Why is Big-Oh notation useful when it's so easy to find a technically correct Big-Oh of most algorithms?

Question

My understanding is that if an algorithm is O(1) it is also O(n), O(n^2), O(n^3) and so on which makes it seem useless. For example, if someone asked me for the Big-Oh notation of any algorithm, I could just say O(n^n) without thinking about it (literally) and be technically correct most of the time.

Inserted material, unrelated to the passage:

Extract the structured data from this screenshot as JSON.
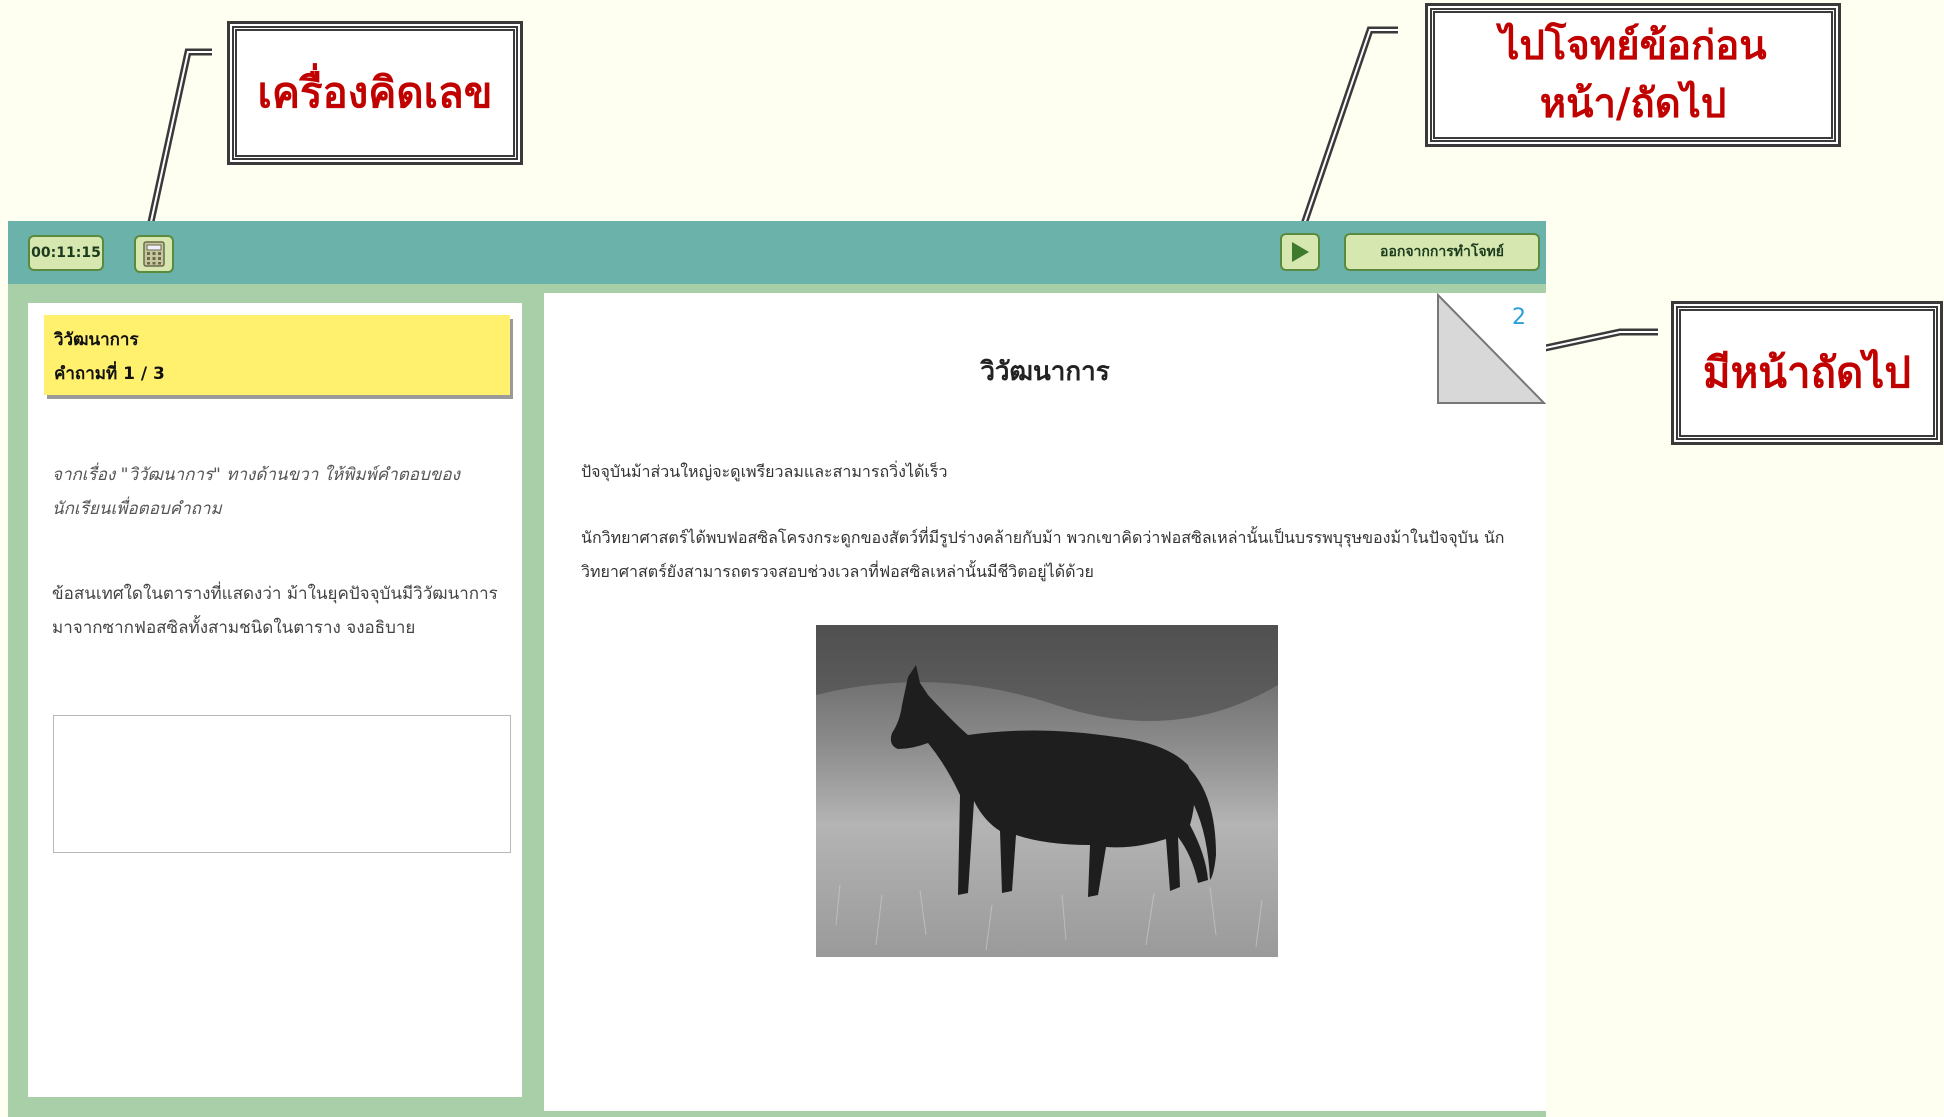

Since (it's my understanding that) this is true, how is this useful information? To use an analogy, if I asked someone how many houses they own, an answer like, "1 to infinity" isn't very informative. A useful answer (this is kind of like Big-Theta) would be "1".

Answer 1

Saying any algorithm is O(n^n) is not correct, because big-Oh refers to a tight upper bound. We also do not say an algorithm is O(n^n), but rather the algorithm's time complexity is in O(n^n).

I hope this clarifies things.

Answer 2

Here's a letter by Donald Knuth for proposing the O notation to American Mathematical Society

Answer 3

Big-O establishes an upper bound. If you know that an algorithm is O(n²) then you know its complexity is at worst quadratic. It could in fact be O(n) or O(1) but it's definitely not O(n³). It's very useful to figure out upper bounds on runtime for algorithms.

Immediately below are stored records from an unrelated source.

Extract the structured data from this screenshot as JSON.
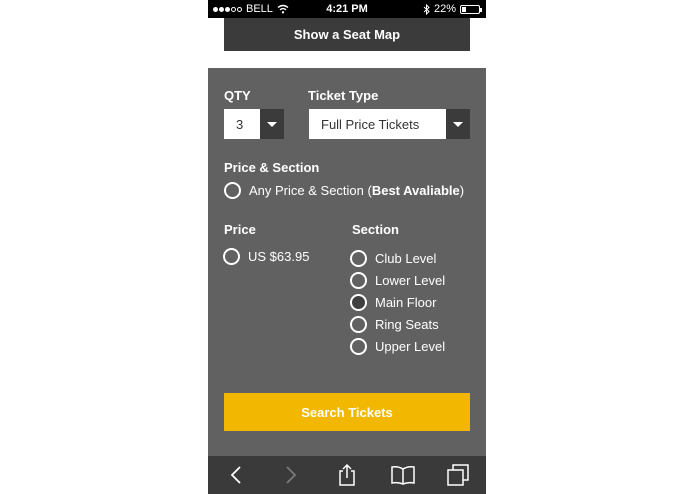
{
  "status_bar": {
    "carrier": "BELL",
    "time": "4:21 PM",
    "battery_percent": "22%",
    "battery_level": 0.22
  },
  "seat_map_button": {
    "label": "Show a Seat Map"
  },
  "qty": {
    "label": "QTY",
    "value": "3"
  },
  "ticket_type": {
    "label": "Ticket Type",
    "value": "Full Price Tickets"
  },
  "price_section": {
    "label": "Price & Section",
    "any_option": {
      "text_start": "Any Price & Section (",
      "bold": "Best Avaliable",
      "text_end": ")"
    }
  },
  "price": {
    "label": "Price",
    "options": [
      "US $63.95"
    ]
  },
  "section": {
    "label": "Section",
    "options": [
      "Club Level",
      "Lower Level",
      "Main Floor",
      "Ring Seats",
      "Upper Level"
    ]
  },
  "search_button": {
    "label": "Search Tickets"
  },
  "toolbar": {
    "icons": [
      "back-icon",
      "forward-icon",
      "share-icon",
      "bookmarks-icon",
      "tabs-icon"
    ]
  }
}
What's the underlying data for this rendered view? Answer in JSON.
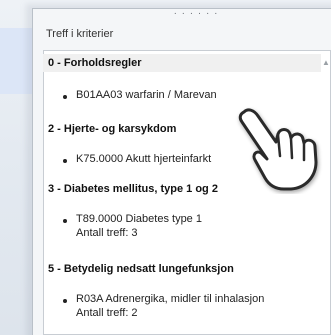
{
  "panel": {
    "title": "Treff i kriterier",
    "grip": "· · · · · ·"
  },
  "categories": [
    {
      "title": "0 - Forholdsregler",
      "selected": true,
      "items": [
        {
          "code": "B01AA03 warfarin / Marevan",
          "count": ""
        }
      ]
    },
    {
      "title": "2 - Hjerte- og karsykdom",
      "items": [
        {
          "code": "K75.0000 Akutt hjerteinfarkt",
          "count": ""
        }
      ]
    },
    {
      "title": "3 - Diabetes mellitus, type 1 og 2",
      "items": [
        {
          "code": "T89.0000 Diabetes type 1",
          "count": "Antall treff: 3"
        }
      ]
    },
    {
      "title": "5 - Betydelig nedsatt lungefunksjon",
      "items": [
        {
          "code": "R03A Adrenergika, midler til inhalasjon",
          "count": "Antall treff: 2"
        }
      ]
    }
  ],
  "icons": {
    "pointer": "hand-pointer-icon",
    "scroll": "scroll-up-arrow-icon"
  }
}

You are correct that the question, "What's the Big-O of this algorithm?" is poorly worded. The word "the" is incorrect. There's no one Big-O of an algorithm. There are many. Infinitely many. Big-O does not establish a tight upper bound. That's where Big-Theta comes in. Big-Theta asserts both an upper and lower bound: it gives an exact asymptotic bound. The question should be, "What's the Big-Theta of this algorithm?"

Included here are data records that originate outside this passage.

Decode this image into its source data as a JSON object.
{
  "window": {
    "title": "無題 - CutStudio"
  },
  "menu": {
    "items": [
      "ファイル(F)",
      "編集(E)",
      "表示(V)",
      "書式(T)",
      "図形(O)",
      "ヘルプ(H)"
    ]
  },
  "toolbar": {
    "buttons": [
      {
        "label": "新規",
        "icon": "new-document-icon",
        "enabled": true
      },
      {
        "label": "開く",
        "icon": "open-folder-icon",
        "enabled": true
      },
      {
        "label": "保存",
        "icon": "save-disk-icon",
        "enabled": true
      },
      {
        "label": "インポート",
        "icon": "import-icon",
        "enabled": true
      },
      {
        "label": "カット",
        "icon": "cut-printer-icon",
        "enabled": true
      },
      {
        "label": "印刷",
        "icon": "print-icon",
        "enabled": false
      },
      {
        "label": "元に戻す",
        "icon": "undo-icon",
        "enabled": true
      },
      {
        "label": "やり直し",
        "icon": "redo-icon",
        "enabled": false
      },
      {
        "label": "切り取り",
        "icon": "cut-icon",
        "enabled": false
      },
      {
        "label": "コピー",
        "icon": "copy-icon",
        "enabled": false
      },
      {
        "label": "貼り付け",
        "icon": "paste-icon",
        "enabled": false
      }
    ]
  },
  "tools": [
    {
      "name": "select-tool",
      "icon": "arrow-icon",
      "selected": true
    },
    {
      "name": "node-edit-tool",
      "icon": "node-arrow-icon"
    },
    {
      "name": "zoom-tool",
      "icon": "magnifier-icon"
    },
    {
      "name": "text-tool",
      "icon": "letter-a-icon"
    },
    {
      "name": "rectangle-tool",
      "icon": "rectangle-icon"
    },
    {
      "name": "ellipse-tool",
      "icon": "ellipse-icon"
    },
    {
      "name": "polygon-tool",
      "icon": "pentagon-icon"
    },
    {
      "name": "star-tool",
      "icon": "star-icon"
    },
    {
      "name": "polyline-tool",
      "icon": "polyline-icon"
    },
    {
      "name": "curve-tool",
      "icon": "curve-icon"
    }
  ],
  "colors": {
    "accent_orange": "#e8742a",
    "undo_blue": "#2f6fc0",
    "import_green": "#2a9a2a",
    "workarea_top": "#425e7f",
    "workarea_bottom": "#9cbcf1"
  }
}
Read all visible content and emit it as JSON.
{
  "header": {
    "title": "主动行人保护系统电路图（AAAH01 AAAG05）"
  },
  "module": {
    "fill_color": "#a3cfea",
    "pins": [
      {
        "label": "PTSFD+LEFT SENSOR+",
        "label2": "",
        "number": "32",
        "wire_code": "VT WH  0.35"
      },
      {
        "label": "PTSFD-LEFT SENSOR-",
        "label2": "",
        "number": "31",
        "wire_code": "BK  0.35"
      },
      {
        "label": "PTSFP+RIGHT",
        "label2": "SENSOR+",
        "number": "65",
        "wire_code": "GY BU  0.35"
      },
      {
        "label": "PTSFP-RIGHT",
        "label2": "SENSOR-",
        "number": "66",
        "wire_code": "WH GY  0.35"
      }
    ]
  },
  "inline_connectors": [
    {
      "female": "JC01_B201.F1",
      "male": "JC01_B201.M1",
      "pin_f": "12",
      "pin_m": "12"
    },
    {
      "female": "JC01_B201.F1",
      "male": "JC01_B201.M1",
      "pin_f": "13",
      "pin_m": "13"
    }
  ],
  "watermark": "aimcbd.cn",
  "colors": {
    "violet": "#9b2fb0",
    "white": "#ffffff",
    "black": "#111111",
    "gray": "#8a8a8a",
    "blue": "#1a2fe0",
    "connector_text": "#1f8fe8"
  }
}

But it's important not to throw Big-O out, because not all algorithms have exact bounds known. Matrix multiplication is a well known problem that doesn't have an established Big-Theta. The naive algorithm is O(n³) and the state-of-the-art is O(n^2.3727). That's an upper bound but it's probably not the (optimal) upper bound. Big-Theta lies somewhere between O(n^2.3727) and Ω(n²).